On peut interpeller nos élus pour faire avancer les choses dans notre ville. Le sujet mobilise actuellement bien davantage les partisans de l'automobile libre que ceux de la piétonisation.

Pour se motiver, l'expérience de la ville de Montpellier est efficace : voir ce film de quelques minutes.

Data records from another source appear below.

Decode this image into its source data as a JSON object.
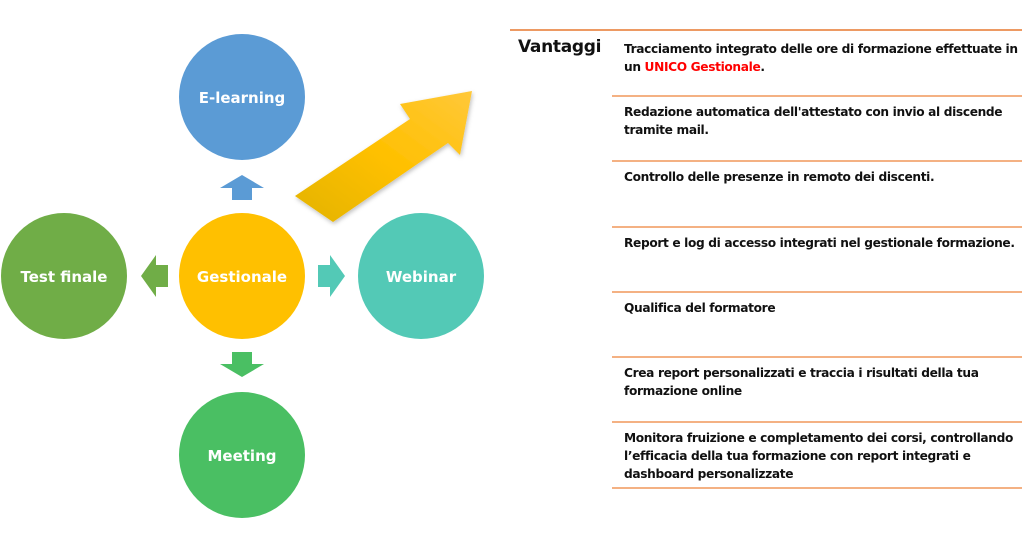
{
  "diagram": {
    "center": {
      "label": "Gestionale",
      "color": "#ffc000"
    },
    "nodes": [
      {
        "id": "elearning",
        "label": "E-learning",
        "color": "#5b9bd5"
      },
      {
        "id": "webinar",
        "label": "Webinar",
        "color": "#53c9b6"
      },
      {
        "id": "meeting",
        "label": "Meeting",
        "color": "#4abf63"
      },
      {
        "id": "test-finale",
        "label": "Test finale",
        "color": "#70ad47"
      }
    ],
    "big_arrow_color": "#ffc000"
  },
  "vantaggi": {
    "title": "Vantaggi",
    "line_color": "#f4b183",
    "highlight_color": "#ff0000",
    "rows": [
      {
        "before": "Tracciamento integrato delle ore di formazione effettuate in un ",
        "highlight": "UNICO Gestionale",
        "after": "."
      },
      {
        "text": "Redazione automatica dell'attestato con invio al discende tramite mail."
      },
      {
        "text": "Controllo delle presenze in remoto dei discenti."
      },
      {
        "text": "Report e log di accesso integrati nel gestionale formazione."
      },
      {
        "text": "Qualifica del formatore"
      },
      {
        "text": "Crea report personalizzati e traccia i risultati della tua formazione online"
      },
      {
        "text": "Monitora fruizione e completamento dei corsi, controllando l’efficacia della tua formazione con report integrati e dashboard personalizzate"
      }
    ]
  }
}
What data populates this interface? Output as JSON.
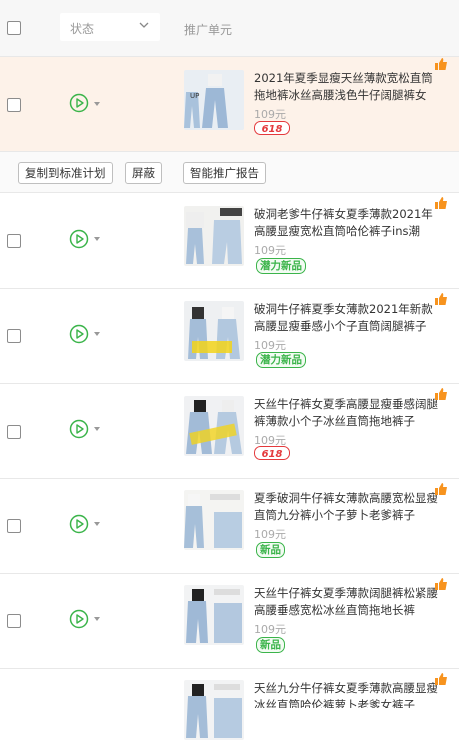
{
  "header": {
    "status_label": "状态",
    "unit_label": "推广单元"
  },
  "actions": {
    "copy_label": "复制到标准计划",
    "block_label": "屏蔽",
    "report_label": "智能推广报告"
  },
  "items": [
    {
      "title": "2021年夏季显瘦天丝薄款宽松直筒拖地裤冰丝高腰浅色牛仔阔腿裤女",
      "price": "109元",
      "badge": "618"
    },
    {
      "title": "破洞老爹牛仔裤女夏季薄款2021年高腰显瘦宽松直筒哈伦裤子ins潮",
      "price": "109元",
      "badge": "潜力新品"
    },
    {
      "title": "破洞牛仔裤夏季女薄款2021年新款高腰显瘦垂感小个子直筒阔腿裤子",
      "price": "109元",
      "badge": "潜力新品"
    },
    {
      "title": "天丝牛仔裤女夏季高腰显瘦垂感阔腿裤薄款小个子冰丝直筒拖地裤子",
      "price": "109元",
      "badge": "618"
    },
    {
      "title": "夏季破洞牛仔裤女薄款高腰宽松显瘦直筒九分裤小个子萝卜老爹裤子",
      "price": "109元",
      "badge": "新品"
    },
    {
      "title": "天丝牛仔裤女夏季薄款阔腿裤松紧腰高腰垂感宽松冰丝直筒拖地长裤",
      "price": "109元",
      "badge": "新品"
    },
    {
      "title": "天丝九分牛仔裤女夏季薄款高腰显瘦冰丝直筒哈伦裤萝卜老爹女裤子",
      "price": "",
      "badge": ""
    }
  ],
  "colors": {
    "accent_orange": "#f7931e",
    "play_green": "#3bb44a",
    "badge_red": "#e4393c",
    "selected_row": "#fdf2e9"
  }
}
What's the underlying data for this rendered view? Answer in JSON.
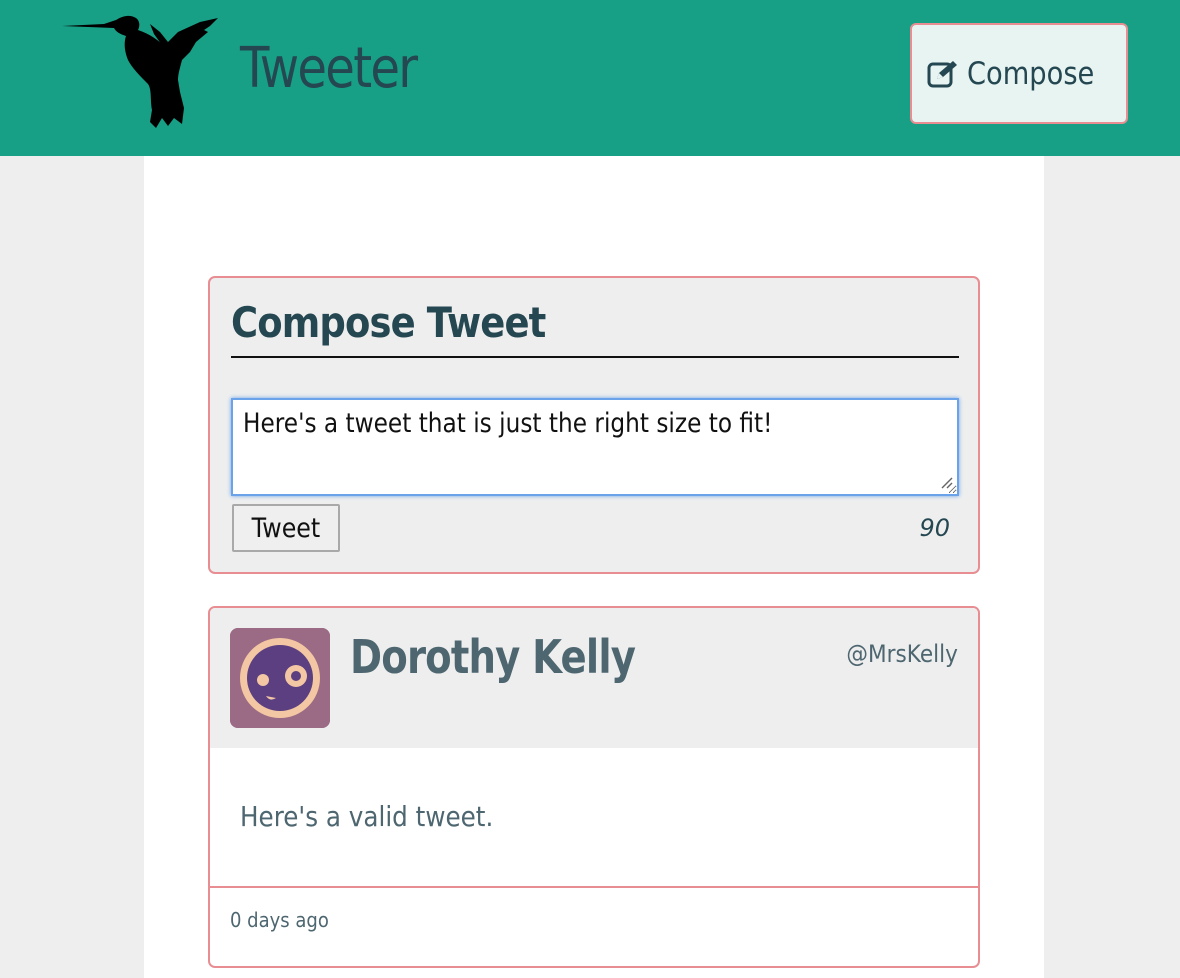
{
  "nav": {
    "brand": "Tweeter",
    "compose_label": "Compose",
    "logo_icon": "hummingbird-icon",
    "compose_icon": "edit-icon"
  },
  "new_tweet": {
    "heading": "Compose Tweet",
    "text_value": "Here's a tweet that is just the right size to fit!",
    "submit_label": "Tweet",
    "char_counter": "90"
  },
  "tweets": [
    {
      "name": "Dorothy Kelly",
      "handle": "@MrsKelly",
      "content": "Here's a valid tweet.",
      "timestamp": "0 days ago",
      "avatar_icon": "face-avatar-icon"
    }
  ],
  "colors": {
    "nav_bg": "#18a087",
    "accent_border": "#e88e93",
    "text_dark": "#244751",
    "text_muted": "#4d6670",
    "page_bg": "#eeeeee"
  }
}
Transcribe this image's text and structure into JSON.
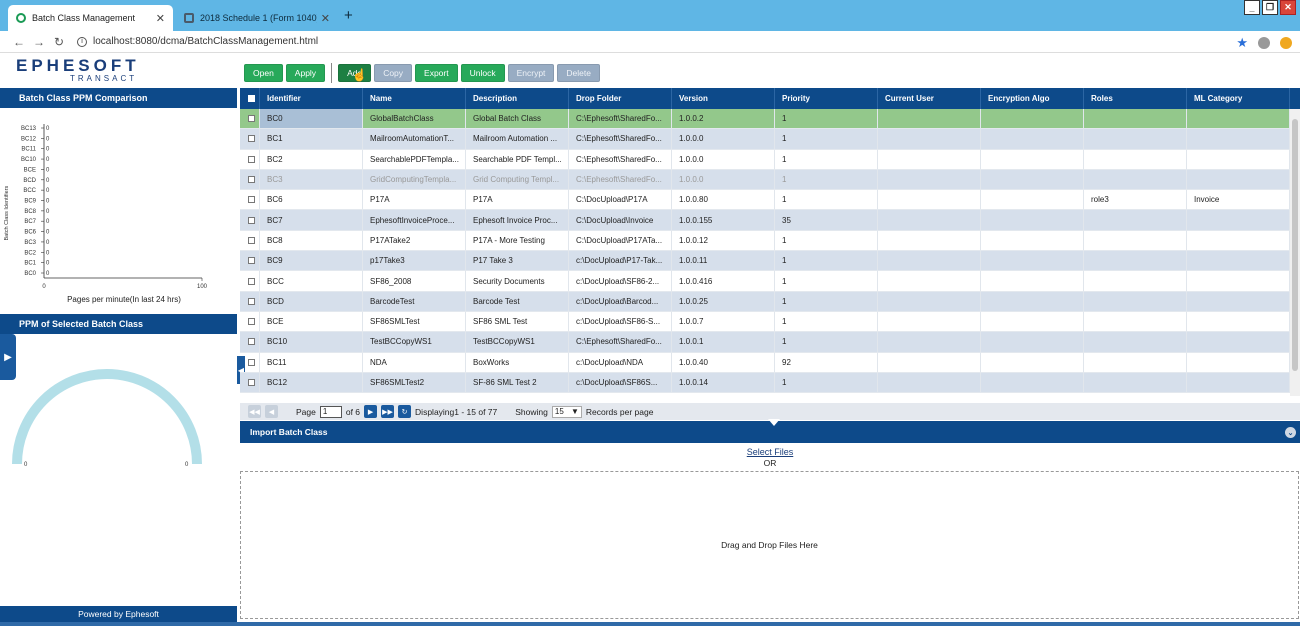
{
  "browser": {
    "tabs": [
      {
        "title": "Batch Class Management",
        "active": true
      },
      {
        "title": "2018 Schedule 1 (Form 1040)",
        "active": false
      }
    ],
    "url": "localhost:8080/dcma/BatchClassManagement.html"
  },
  "app": {
    "logo_main": "EPHESOFT",
    "logo_sub": "TRANSACT",
    "toolbar": [
      "Open",
      "Apply",
      "Add",
      "Copy",
      "Export",
      "Unlock",
      "Encrypt",
      "Delete"
    ]
  },
  "left": {
    "ppm_title": "Batch Class PPM Comparison",
    "ppm_chart": {
      "type": "bar",
      "categories": [
        "BC13",
        "BC12",
        "BC11",
        "BC10",
        "BCE",
        "BCD",
        "BCC",
        "BC9",
        "BC8",
        "BC7",
        "BC6",
        "BC3",
        "BC2",
        "BC1",
        "BC0"
      ],
      "values": [
        0,
        0,
        0,
        0,
        0,
        0,
        0,
        0,
        0,
        0,
        0,
        0,
        0,
        0,
        0
      ],
      "xlabel": "Pages per minute(In last 24 hrs)",
      "ylabel": "Batch Class Identifiers",
      "xlim": [
        0,
        100
      ],
      "xticks": [
        "0",
        "100"
      ]
    },
    "selected_title": "PPM of Selected Batch Class",
    "gauge_min": "0",
    "gauge_max": "0",
    "powered": "Powered by Ephesoft"
  },
  "grid": {
    "columns": [
      "Identifier",
      "Name",
      "Description",
      "Drop Folder",
      "Version",
      "Priority",
      "Current User",
      "Encryption Algo",
      "Roles",
      "ML Category"
    ],
    "rows": [
      [
        "BC0",
        "GlobalBatchClass",
        "Global Batch Class",
        "C:\\Ephesoft\\SharedFo...",
        "1.0.0.2",
        "1",
        "",
        "",
        "",
        ""
      ],
      [
        "BC1",
        "MailroomAutomationT...",
        "Mailroom Automation ...",
        "C:\\Ephesoft\\SharedFo...",
        "1.0.0.0",
        "1",
        "",
        "",
        "",
        ""
      ],
      [
        "BC2",
        "SearchablePDFTempla...",
        "Searchable PDF Templ...",
        "C:\\Ephesoft\\SharedFo...",
        "1.0.0.0",
        "1",
        "",
        "",
        "",
        ""
      ],
      [
        "BC3",
        "GridComputingTempla...",
        "Grid Computing Templ...",
        "C:\\Ephesoft\\SharedFo...",
        "1.0.0.0",
        "1",
        "",
        "",
        "",
        ""
      ],
      [
        "BC6",
        "P17A",
        "P17A",
        "C:\\DocUpload\\P17A",
        "1.0.0.80",
        "1",
        "",
        "",
        "role3",
        "Invoice"
      ],
      [
        "BC7",
        "EphesoftInvoiceProce...",
        "Ephesoft Invoice Proc...",
        "C:\\DocUpload\\Invoice",
        "1.0.0.155",
        "35",
        "",
        "",
        "",
        ""
      ],
      [
        "BC8",
        "P17ATake2",
        "P17A - More Testing",
        "C:\\DocUpload\\P17ATa...",
        "1.0.0.12",
        "1",
        "",
        "",
        "",
        ""
      ],
      [
        "BC9",
        "p17Take3",
        "P17 Take 3",
        "c:\\DocUpload\\P17-Tak...",
        "1.0.0.11",
        "1",
        "",
        "",
        "",
        ""
      ],
      [
        "BCC",
        "SF86_2008",
        "Security Documents",
        "c:\\DocUpload\\SF86-2...",
        "1.0.0.416",
        "1",
        "",
        "",
        "",
        ""
      ],
      [
        "BCD",
        "BarcodeTest",
        "Barcode Test",
        "c:\\DocUpload\\Barcod...",
        "1.0.0.25",
        "1",
        "",
        "",
        "",
        ""
      ],
      [
        "BCE",
        "SF86SMLTest",
        "SF86 SML Test",
        "c:\\DocUpload\\SF86-S...",
        "1.0.0.7",
        "1",
        "",
        "",
        "",
        ""
      ],
      [
        "BC10",
        "TestBCCopyWS1",
        "TestBCCopyWS1",
        "C:\\Ephesoft\\SharedFo...",
        "1.0.0.1",
        "1",
        "",
        "",
        "",
        ""
      ],
      [
        "BC11",
        "NDA",
        "BoxWorks",
        "c:\\DocUpload\\NDA",
        "1.0.0.40",
        "92",
        "",
        "",
        "",
        ""
      ],
      [
        "BC12",
        "SF86SMLTest2",
        "SF-86 SML Test 2",
        "c:\\DocUpload\\SF86S...",
        "1.0.0.14",
        "1",
        "",
        "",
        "",
        ""
      ]
    ],
    "selected_row": 0,
    "disabled_row": 3
  },
  "pager": {
    "page_label": "Page",
    "page_value": "1",
    "of_label": "of 6",
    "displaying": "Displaying1 - 15 of 77",
    "showing_label": "Showing",
    "showing_value": "15",
    "records_label": "Records per page"
  },
  "import": {
    "title": "Import Batch Class",
    "select_files": "Select Files",
    "or": "OR",
    "drop_text": "Drag and Drop Files Here"
  }
}
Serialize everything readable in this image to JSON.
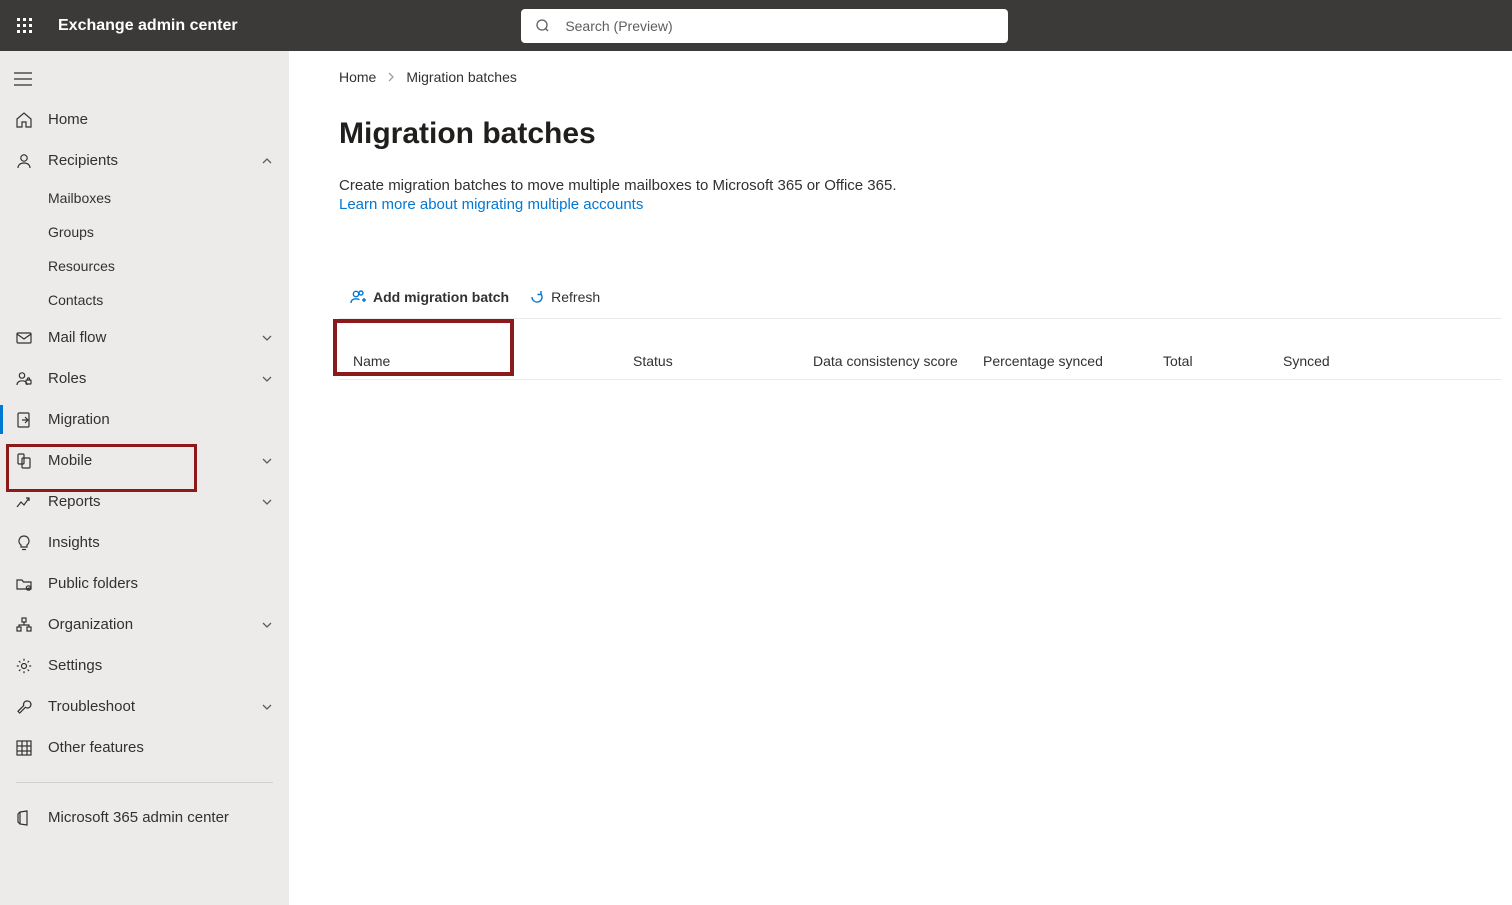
{
  "header": {
    "app_title": "Exchange admin center",
    "search_placeholder": "Search (Preview)"
  },
  "sidebar": {
    "items": [
      {
        "icon": "home-icon",
        "label": "Home"
      },
      {
        "icon": "person-icon",
        "label": "Recipients",
        "expandable": true,
        "expanded": true
      },
      {
        "sub": true,
        "label": "Mailboxes"
      },
      {
        "sub": true,
        "label": "Groups"
      },
      {
        "sub": true,
        "label": "Resources"
      },
      {
        "sub": true,
        "label": "Contacts"
      },
      {
        "icon": "mail-icon",
        "label": "Mail flow",
        "expandable": true
      },
      {
        "icon": "roles-icon",
        "label": "Roles",
        "expandable": true
      },
      {
        "icon": "migration-icon",
        "label": "Migration",
        "active": true
      },
      {
        "icon": "mobile-icon",
        "label": "Mobile",
        "expandable": true
      },
      {
        "icon": "reports-icon",
        "label": "Reports",
        "expandable": true
      },
      {
        "icon": "insights-icon",
        "label": "Insights"
      },
      {
        "icon": "folders-icon",
        "label": "Public folders"
      },
      {
        "icon": "org-icon",
        "label": "Organization",
        "expandable": true
      },
      {
        "icon": "settings-icon",
        "label": "Settings"
      },
      {
        "icon": "troubleshoot-icon",
        "label": "Troubleshoot",
        "expandable": true
      },
      {
        "icon": "grid-icon",
        "label": "Other features"
      }
    ],
    "footer": {
      "icon": "m365-icon",
      "label": "Microsoft 365 admin center"
    }
  },
  "breadcrumb": {
    "home": "Home",
    "current": "Migration batches"
  },
  "page": {
    "title": "Migration batches",
    "description": "Create migration batches to move multiple mailboxes to Microsoft 365 or Office 365.",
    "learn_more": "Learn more about migrating multiple accounts"
  },
  "commands": {
    "add": "Add migration batch",
    "refresh": "Refresh"
  },
  "table": {
    "columns": [
      "Name",
      "Status",
      "Data consistency score",
      "Percentage synced",
      "Total",
      "Synced"
    ],
    "rows": []
  }
}
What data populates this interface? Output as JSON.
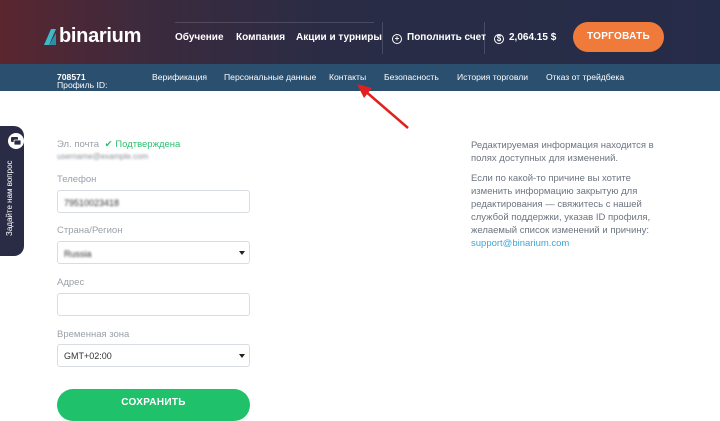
{
  "header": {
    "logo_text": "binarium",
    "nav": [
      "Обучение",
      "Компания",
      "Акции и турниры"
    ],
    "deposit_label": "Пополнить счет",
    "balance": "2,064.15 $",
    "trade_label": "ТОРГОВАТЬ"
  },
  "subnav": {
    "profile_label": "Профиль ID:",
    "profile_id": "708571",
    "items": [
      "Верификация",
      "Персональные данные",
      "Контакты",
      "Безопасность",
      "История торговли",
      "Отказ от трейдбека"
    ],
    "active": "Контакты"
  },
  "side_tab": {
    "label": "Задайте нам вопрос"
  },
  "form": {
    "email_label": "Эл. почта",
    "email_status": "Подтверждена",
    "email_value": "username@example.com",
    "phone_label": "Телефон",
    "phone_value": "79510023418",
    "country_label": "Страна/Регион",
    "country_value": "Russia",
    "address_label": "Адрес",
    "address_value": "",
    "timezone_label": "Временная зона",
    "timezone_value": "GMT+02:00",
    "save_label": "СОХРАНИТЬ"
  },
  "info": {
    "p1": "Редактируемая информация находится в полях доступных для изменений.",
    "p2": "Если по какой-то причине вы хотите изменить информацию закрытую для редактирования — свяжитесь с нашей службой поддержки, указав ID профиля, желаемый список изменений и причину:",
    "support_email": "support@binarium.com"
  },
  "colors": {
    "accent_orange": "#f07a3a",
    "save_green": "#1fc26a",
    "subnav_blue": "#2a4f6f",
    "link_blue": "#3ea6d9",
    "annotation_red": "#e02020"
  }
}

Si on se sent d'attaque, il est possible de faire la "Vélorution" : des collectifs qui s'organisent pour confisquer un moment la route aux voitures, à Paris, Toulouse, Strasbourg, et tout plein d'autres villes. C'est une bonne idée qui est applicable partout, comme c'est expliqué ici pour Grenoble en 2014. Sachez néanmoins que ce mouvement a pu rencontrer une résistance farouche de la part des autorités de certaines villes, comme San Francisco ou Paris, et des cyclistes considérés comme perturbateurs de la circulation ont été arrêtés, leurs vélos confisqués. Car pour atteindre son objectif, la Vélorution s'appuie sur une masse critique perturbatrice de la circulation urbaine, comme cet article l'explique fort bien.

Une veille des projets cyclables et une mine d'idées et d'information également sur le site de l'association 2 pieds 2 roues (2p2r).